Microsoft, the tech giant, rose by 10.13% in Wednesday’s trading session, defying the trend of other stocks that benefited from planned tariff relief. The company’s gains were largely driven by a combination of factors, including job cuts and a shift to prioritize its workforce. According to reports, Microsoft is planning to cut middle management positions and non-coders, with a focus on restructuring its teams to achieve a better ratio of engineers to non-technical staff.
The layoffs are expected to start in May, just three weeks away, and may impact a significant portion of the company’s staff. However, coders will not be entirely exempt from the cuts, as performance will also be considered. Employees with lower rankings on Microsoft’s “ManageRewards” system may face redundancy.

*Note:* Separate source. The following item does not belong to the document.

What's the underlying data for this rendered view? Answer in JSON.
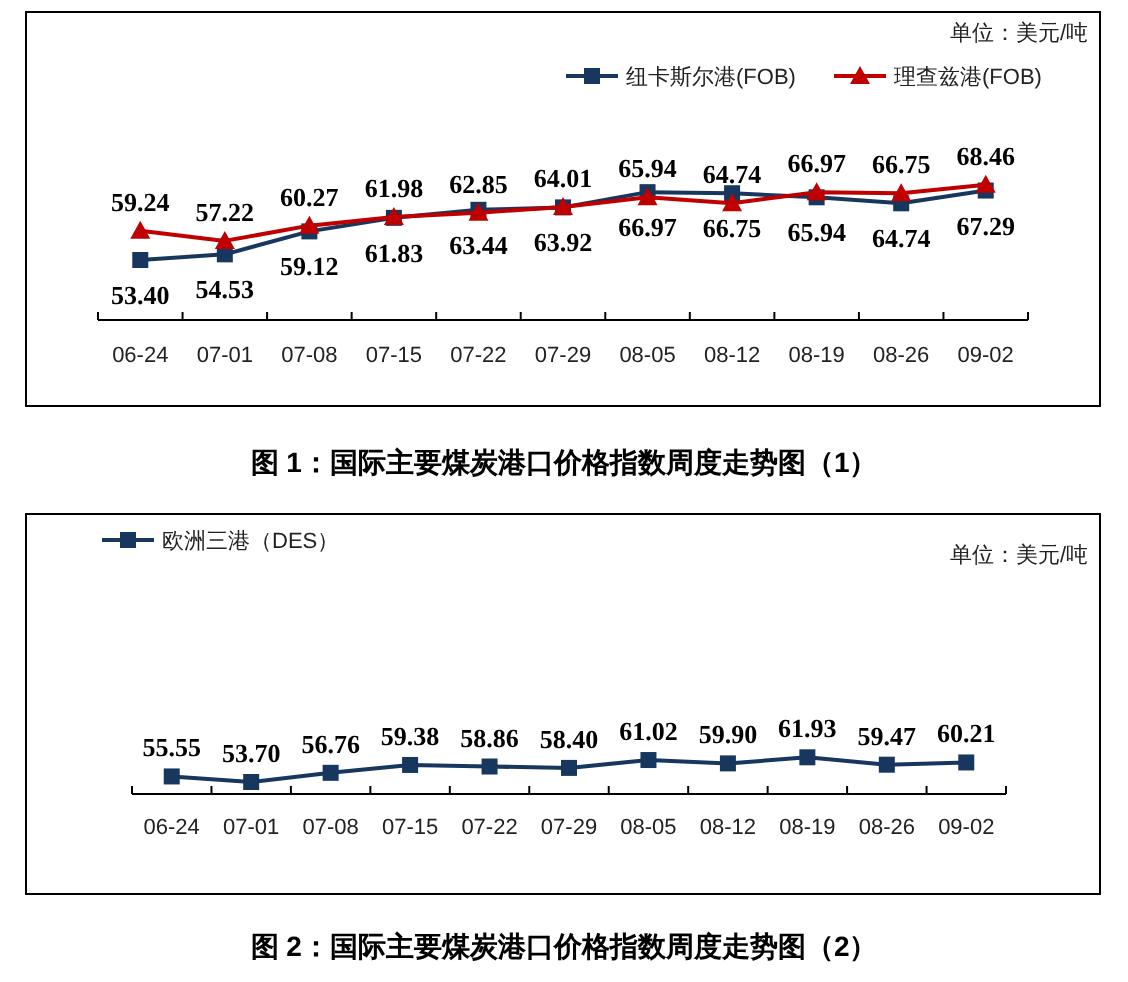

On a separate note, Xbox fans can look forward to this year’s Xbox Games Showcase, scheduled for June 8. The event promises to feature product announcements and showcase new titles, including potential releases of Fable and Clockwork Revolution. Additionally, there is speculation about the possibility of next-generation console hardware, which could revolutionize the gaming industry.
Wall Street analysts have a Strong Buy consensus rating on Microsoft’s stock, with 32 Buys and three Holds in the past three months. The average price target implies 30.23% upside potential, considering the company’s recent 7.46% loss in share price over the past year.